New finding offers clues for blocking cancer gene
A new study suggests a potential new way to block one of the most common cancer-causing genes, without causing severe side effects.
The Notch gene plays a role in many types of cancer. It's the most common cancer-causing gene in T-cell acute lymphoblastic leukemia. About 60 percent of children and adults with T-cell leukemia harbor a Notch mutation.
But drugs designed to block Notch have caused serious side effects such as severe diarrhea or skin cancers.
Now a team from the University of Michigan Comprehensive Cancer Center offers a potential new target to block Notch without the toxic effects.
Researchers found that a protein called Zmiz1 sticks to Notch, triggering the gene to turn on its cancer function. But Zmiz1 does not impact normal healthy Notch functions.
"Notch controls the genes that cause cancer, but it's also important for normal health. The challenge is to knock out the cancer function of Notch but preserve its normal function," says Mark Chiang, M.D., Ph.D., assistant professor of internal medicine at the University of Michigan Medical School.
"If you unstick Zmiz1 from Notch, the cancer cells die. And Zmiz1 seems to be selective in turning on the cancer functions of Notch," Chiang adds.
The researchers found mice lived longer when Zmiz1 was deleted. The mice had normal body weight and no severe side effects from blocking Zmiz1.
Results of the study are published online in the journal Immunity.
"Our goal is to develop a drug to sit right between Notch and Zmiz1 that could break apart the bond. We think this would block the Notch cancer pathway without causing toxic side effects, like we see with current Notch inhibitors," Chiang says.

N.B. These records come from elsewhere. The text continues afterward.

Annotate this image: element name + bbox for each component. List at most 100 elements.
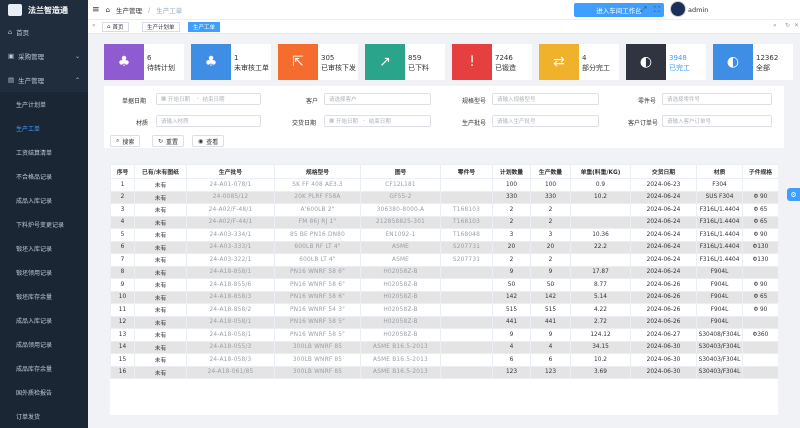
table-row[interactable]: 4 未有 24-A02/F-44/1 FM 86J RJ 1" 212858825-30… (110, 215, 778, 229)
table-cell: 24-A02/F-44/1 (186, 215, 275, 229)
workshop-button[interactable]: 进入车间工作台 (574, 3, 664, 17)
sidebar-sub-plan[interactable]: 生产计划单 (0, 92, 88, 116)
table-cell: PN16 WNRF 54 3" (274, 303, 361, 317)
refresh-icon[interactable]: ↻ (785, 22, 790, 29)
avatar[interactable] (670, 1, 686, 17)
table-row[interactable]: 16 未有 24-A18-061/85 300LB WNRF 85 ASME B16.5… (110, 365, 778, 379)
table-cell: SK FF 408 AE3.3 (274, 178, 361, 192)
settings-icon[interactable]: ⚙ (787, 188, 800, 201)
table-cell: 24-A02/F-48/1 (186, 203, 275, 217)
status-card[interactable]: ♣ 1 未审核工单 (191, 44, 271, 80)
column-header[interactable]: 生产批号 (186, 164, 275, 179)
table-cell: 2024-06-26 (630, 290, 697, 304)
chevron-right-icon[interactable]: » (773, 22, 777, 29)
column-header[interactable]: 图号 (360, 164, 441, 179)
table-cell: 8 (110, 265, 135, 279)
customer-select[interactable]: 请选择客户 (324, 93, 431, 105)
table-row[interactable]: 13 未有 24-A18-058/1 PN16 WNRF 58 5" H02058Z-B… (110, 328, 778, 342)
table-cell: 2 (110, 190, 135, 204)
table-cell: 未有 (134, 215, 187, 229)
sidebar-sub-product-stock[interactable]: 成品库存余量 (0, 356, 88, 380)
user-name[interactable]: admin (688, 6, 708, 14)
chevron-up-icon: ⌃ (74, 76, 80, 84)
column-header[interactable]: 子件规格 (742, 164, 778, 179)
status-card[interactable]: ⇱ 305 已审核下发 (278, 44, 358, 80)
table-cell: 24-A18-055/3 (186, 340, 275, 354)
table-row[interactable]: 8 未有 24-A18-858/1 PN16 WNRF 58 6" H02058Z-B 9… (110, 265, 778, 279)
table-row[interactable]: 6 未有 24-A03-333/1 600LB RF LT 4" ASME S207731… (110, 240, 778, 254)
column-header[interactable]: 单重(料重/KG) (570, 164, 631, 179)
chevron-left-icon[interactable]: « (92, 22, 96, 29)
fullscreen-icon[interactable]: ⛶ (654, 5, 660, 15)
sidebar-sub-billet-in[interactable]: 锻坯入库记录 (0, 236, 88, 260)
sidebar-sub-workorder[interactable]: 生产工单 (0, 116, 88, 140)
sidebar-sub-billet-use[interactable]: 锻坯领用记录 (0, 260, 88, 284)
table-cell: S30408/F304L (696, 328, 743, 342)
table-cell: 10.2 (570, 190, 631, 204)
batch-input[interactable]: 请输入生产批号 (492, 115, 599, 127)
status-card[interactable]: ↗ 859 已下料 (365, 44, 445, 80)
table-row[interactable]: 15 未有 24-A18-058/3 300LB WNRF 85 ASME B16.5-… (110, 353, 778, 367)
column-header[interactable]: 规格型号 (274, 164, 361, 179)
table-row[interactable]: 12 未有 24-A18-058/1 PN16 WNRF 58 5" H02058Z-B… (110, 315, 778, 329)
column-header[interactable]: 已有/未有图纸 (134, 164, 187, 179)
sidebar-sub-product-use[interactable]: 成品领用记录 (0, 332, 88, 356)
table-cell: 24-A18-858/3 (186, 290, 275, 304)
table-row[interactable]: 11 未有 24-A18-858/2 PN16 WNRF 54 3" H02058Z-B… (110, 303, 778, 317)
tag-plan[interactable]: 生产计划单 (142, 22, 180, 32)
column-header[interactable]: 交货日期 (630, 164, 697, 179)
table-row[interactable]: 1 未有 24-A01-078/1 SK FF 408 AE3.3 CF12L181 10… (110, 178, 778, 192)
status-card[interactable]: ⇄ 4 部分完工 (539, 44, 619, 80)
delivery-date-range[interactable]: ▦ 开始日期 - 结束日期 (324, 115, 431, 127)
sidebar-sub-billet-stock[interactable]: 锻坯库存余量 (0, 284, 88, 308)
table-cell: H02058Z-B (360, 315, 441, 329)
table-cell: F904L (696, 315, 743, 329)
sidebar-sub-shipping[interactable]: 订单发货 (0, 404, 88, 428)
column-header[interactable]: 计划数量 (492, 164, 531, 179)
sidebar-item-home[interactable]: ⌂ 首页 (0, 20, 88, 44)
column-header[interactable]: 材质 (696, 164, 743, 179)
table-row[interactable]: 10 未有 24-A18-858/3 PN16 WNRF 58 6" H02058Z-B… (110, 290, 778, 304)
menu-icon[interactable]: ≡ (92, 5, 100, 15)
breadcrumb-module[interactable]: 生产管理 (116, 5, 142, 15)
sidebar-item-purchase[interactable]: ▣ 采购管理 ⌄ (0, 44, 88, 68)
status-card[interactable]: ◐ 3948 已完工 (626, 44, 706, 80)
part-select[interactable]: 请选择零件号 (662, 93, 772, 105)
status-card[interactable]: ◐ 12362 全部 (713, 44, 793, 80)
sidebar-sub-stockin[interactable]: 成品入库记录 (0, 188, 88, 212)
table-row[interactable]: 9 未有 24-A18-855/6 PN16 WNRF 58 6" H02058Z-B 5… (110, 278, 778, 292)
material-input[interactable]: 请输入材质 (156, 115, 261, 127)
column-header[interactable]: 生产数量 (530, 164, 571, 179)
view-button[interactable]: ◉ 查看 (192, 135, 225, 147)
cust-order-input[interactable]: 请输入客户订单号 (662, 115, 772, 127)
alert-icon: ! (452, 44, 492, 80)
tag-workorder[interactable]: 生产工单 (188, 22, 221, 32)
column-header[interactable]: 零件号 (440, 164, 493, 179)
card-count: 6 (147, 54, 152, 62)
expand-icon[interactable]: ⤢ (640, 5, 646, 15)
close-icon[interactable]: ✕ (794, 22, 799, 29)
sidebar-sub-defect[interactable]: 不合格品记录 (0, 164, 88, 188)
table-row[interactable]: 7 未有 24-A03-322/1 600LB LT 4" ASME S207731 2 2 2… (110, 253, 778, 267)
reset-button[interactable]: ↻ 重置 (152, 135, 185, 147)
status-card[interactable]: ! 7246 已锻造 (452, 44, 532, 80)
order-date-range[interactable]: ▦ 开始日期 - 结束日期 (156, 93, 261, 105)
sidebar-sub-heatchange[interactable]: 下料炉号变更记录 (0, 212, 88, 236)
spec-input[interactable]: 请输入规格型号 (492, 93, 599, 105)
table-row[interactable]: 14 未有 24-A18-055/3 300LB WNRF 85 ASME B16.5-… (110, 340, 778, 354)
search-button[interactable]: ⌕ 搜索 (110, 135, 141, 147)
table-row[interactable]: 5 未有 24-A03-334/1 85 BE PN16 DN80 EN1092-1 T1… (110, 228, 778, 242)
table-row[interactable]: 3 未有 24-A02/F-48/1 A'600LB 2" 306380-8000-A T… (110, 203, 778, 217)
sidebar-sub-wage[interactable]: 工资结算清单 (0, 140, 88, 164)
sidebar-sub-product-in[interactable]: 成品入库记录 (0, 308, 88, 332)
tag-home[interactable]: ⌂ 首页 (102, 22, 129, 32)
material-label: 材质 (136, 120, 149, 127)
table-row[interactable]: 2 未有 24-0085/12 20K PLRF F58A GF55-2 330 330 10… (110, 190, 778, 204)
sidebar-item-production[interactable]: ▤ 生产管理 ⌃ (0, 68, 88, 92)
table-cell: 3 (110, 203, 135, 217)
table-cell: 未有 (134, 203, 187, 217)
sidebar-sub-qc-report[interactable]: 国外质检报告 (0, 380, 88, 404)
table-cell: CF12L181 (360, 178, 441, 192)
status-card[interactable]: ♣ 6 待转计划 (104, 44, 184, 80)
column-header[interactable]: 序号 (110, 164, 135, 179)
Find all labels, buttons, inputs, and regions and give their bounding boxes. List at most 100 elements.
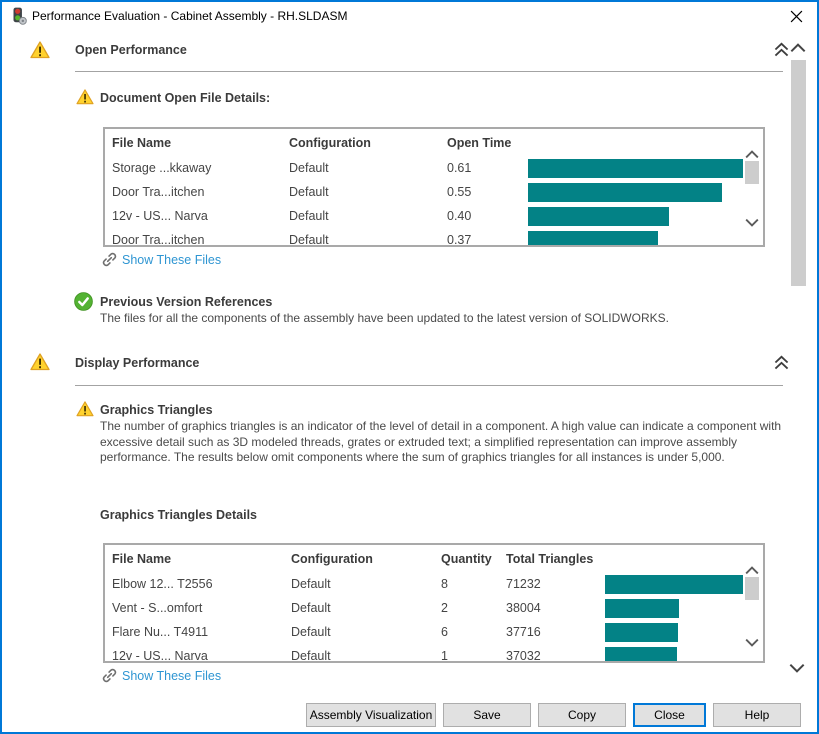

While the majority of kids with T-cell leukemia are cured, about 20 percent will relapse. Those kids face a grim prognosis. To date, no targeted therapies exist for these kids.
"We need to develop therapies against Notch to help kids with relapsed cancer and to cure kids with fewer toxicities or long-term effects," Chiang says. "Our current treatments may often be curative, but there can be a huge price to pay in late effects."
More research is needed before getting to this point with patients. Chiang and his colleagues plan next to use X-ray crystallography to create a three-dimensional image of Notch and Zmiz1 in an effort to understand how they are sticking together. This would allow them to design a drug to separate the two proteins.